The CAO said the Salterpilon Architecture contract is another item that is required to be accurately report out on to reflect current accrued values and payments made. The original Jan. 12 2016 by-law set the contract price at $735,987.50 + HST which was based on a $9.6M pool construction estimate. Since then the pool was approved for a higher construction cost and because the Salterpilon Architecture contract is a percentage of the construction cost, the bylaw is required to be amended to adjust the amount.
“The current amount owed to date is $1,154,660 + HST, an increase of approximately $420,000 from the 12 January 2016 bylaw.
“However, this amount does not include the additional percentage which may be added by the hydro voltage costsidentified above as staff remains in continual discussions with Salterpilon Architecture at the writing of this report.

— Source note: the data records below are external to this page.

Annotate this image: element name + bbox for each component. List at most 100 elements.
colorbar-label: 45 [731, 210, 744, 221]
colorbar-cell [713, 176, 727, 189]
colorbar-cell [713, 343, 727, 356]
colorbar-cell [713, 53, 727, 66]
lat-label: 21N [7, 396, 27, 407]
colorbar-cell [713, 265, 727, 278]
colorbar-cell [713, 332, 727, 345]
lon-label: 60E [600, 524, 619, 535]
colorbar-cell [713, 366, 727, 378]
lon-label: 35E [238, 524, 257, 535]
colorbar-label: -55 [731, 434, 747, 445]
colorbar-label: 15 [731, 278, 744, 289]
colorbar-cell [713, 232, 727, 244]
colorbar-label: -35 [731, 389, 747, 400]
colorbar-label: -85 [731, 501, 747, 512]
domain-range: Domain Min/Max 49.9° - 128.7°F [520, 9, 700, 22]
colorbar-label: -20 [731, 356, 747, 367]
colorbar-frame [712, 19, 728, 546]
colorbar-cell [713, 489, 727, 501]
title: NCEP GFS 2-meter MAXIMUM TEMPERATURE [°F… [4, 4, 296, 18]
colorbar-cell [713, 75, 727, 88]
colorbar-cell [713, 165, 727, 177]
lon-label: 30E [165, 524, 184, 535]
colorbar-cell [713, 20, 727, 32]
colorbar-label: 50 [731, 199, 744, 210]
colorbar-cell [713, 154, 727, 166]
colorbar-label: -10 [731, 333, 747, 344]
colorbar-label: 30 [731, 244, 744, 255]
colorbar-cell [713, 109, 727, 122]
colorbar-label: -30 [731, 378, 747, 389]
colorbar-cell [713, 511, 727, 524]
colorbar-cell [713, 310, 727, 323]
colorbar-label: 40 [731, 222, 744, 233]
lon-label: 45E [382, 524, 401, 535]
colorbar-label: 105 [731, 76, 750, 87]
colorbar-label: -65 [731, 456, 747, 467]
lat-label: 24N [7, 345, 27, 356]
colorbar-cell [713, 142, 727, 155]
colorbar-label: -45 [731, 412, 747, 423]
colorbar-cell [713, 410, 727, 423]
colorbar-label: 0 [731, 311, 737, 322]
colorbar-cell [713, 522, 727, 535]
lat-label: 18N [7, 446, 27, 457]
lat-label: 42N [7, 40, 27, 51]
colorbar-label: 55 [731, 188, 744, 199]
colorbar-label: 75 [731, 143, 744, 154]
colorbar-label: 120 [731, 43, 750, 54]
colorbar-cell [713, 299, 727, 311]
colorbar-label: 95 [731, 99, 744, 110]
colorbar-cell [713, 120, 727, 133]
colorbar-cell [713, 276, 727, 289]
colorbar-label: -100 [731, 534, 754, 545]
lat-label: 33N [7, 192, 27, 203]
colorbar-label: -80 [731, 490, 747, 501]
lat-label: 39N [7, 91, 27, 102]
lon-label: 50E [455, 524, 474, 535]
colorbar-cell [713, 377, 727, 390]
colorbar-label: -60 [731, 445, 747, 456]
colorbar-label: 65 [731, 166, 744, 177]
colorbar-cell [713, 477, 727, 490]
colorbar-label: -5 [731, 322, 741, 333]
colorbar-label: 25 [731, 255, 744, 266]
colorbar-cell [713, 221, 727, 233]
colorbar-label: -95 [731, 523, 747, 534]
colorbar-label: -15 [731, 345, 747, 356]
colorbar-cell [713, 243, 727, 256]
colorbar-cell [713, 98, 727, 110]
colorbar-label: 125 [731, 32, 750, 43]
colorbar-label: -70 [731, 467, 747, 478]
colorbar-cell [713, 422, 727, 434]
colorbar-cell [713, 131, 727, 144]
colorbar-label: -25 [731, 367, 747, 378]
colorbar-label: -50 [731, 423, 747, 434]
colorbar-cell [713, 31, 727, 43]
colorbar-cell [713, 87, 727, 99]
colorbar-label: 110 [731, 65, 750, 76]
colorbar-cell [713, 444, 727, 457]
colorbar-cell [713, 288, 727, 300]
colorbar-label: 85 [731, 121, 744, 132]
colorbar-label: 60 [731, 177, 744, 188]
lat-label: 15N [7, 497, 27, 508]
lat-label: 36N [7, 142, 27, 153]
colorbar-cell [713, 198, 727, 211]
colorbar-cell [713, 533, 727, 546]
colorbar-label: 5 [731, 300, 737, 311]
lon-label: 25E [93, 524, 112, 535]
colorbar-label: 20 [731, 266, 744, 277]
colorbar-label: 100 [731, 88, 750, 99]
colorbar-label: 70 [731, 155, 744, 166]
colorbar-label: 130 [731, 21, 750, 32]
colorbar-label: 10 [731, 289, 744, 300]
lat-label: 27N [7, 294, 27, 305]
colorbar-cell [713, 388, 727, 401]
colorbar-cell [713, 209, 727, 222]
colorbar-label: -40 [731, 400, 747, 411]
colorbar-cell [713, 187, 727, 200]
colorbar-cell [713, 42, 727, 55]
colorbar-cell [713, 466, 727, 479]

“As previously mentioned, if the construction costs go up, so will this amount with the final amount not known until the completion of the project. With the information available today and with a few more months to complete the project the wording of the by-law is being requested to be amended to “up to $1,500,000” which will provide an upper ceiling on the contract, and all for some contingency.
“To square up what is currently owed, and provide some additional contingency, this request is for an extra $765,000 from the 12 January 2016 by-law and the final price will be reported out at the completion of the project. All additional costs will be paid out of the contingency from the requested up to $13 million borrowing by-law.
“In the interest of complete transparency,” the CAO said he has also disclosed all `known’ operating forecasted projections associated with the aquatic centre again, based on information available as of the date of this report. This includes the following three items:
1.Additional funding required associated with new facility is forecasted to be between $100,000 -$150,000 annually, commencing in 2018. This is an operating impact, and will increase pressure on the property tax levy.
2.Unknown costs associated with decommissioning of the old pool are forecasted to be $30,000. This is strictly a contingency amount based on hypothetical scenarios that may or may not occur when the water is drained from the old pool. It will only be utilized if required, however, for proper accounting prudency, must be identified and allocated in the budget. This is also an operating impact, and will increase pressure on the property tax levy.
3. Additional funding required for the principle and interest payments related to the 30-year debenture of the final construction line of credit. With the information available today, including the two items identified above for the construction of the facility, the borrowing amount currently stands at $12,400,000 which is estimated at today’s interest rates to be estimated around $680,130 in annual payments commencing in 2019, and for 29 years thereafter.
“This is an operating impact and will increase pressure on the property tax levy as of 2019.”
Avgoustis said these three items will need to be included, and properly calculated as part of future year budget deliberations but “have been identified here for transparency purposes.”
The CAO said a forensic audit is needed because he “cannot accurately provide answers to certain questions at this time, and will be required to defer investigating them to a professional audit.
“This request will be made as part of the 2018 budget and will impact the property tax levyand if approved will commence after the project has been completed.”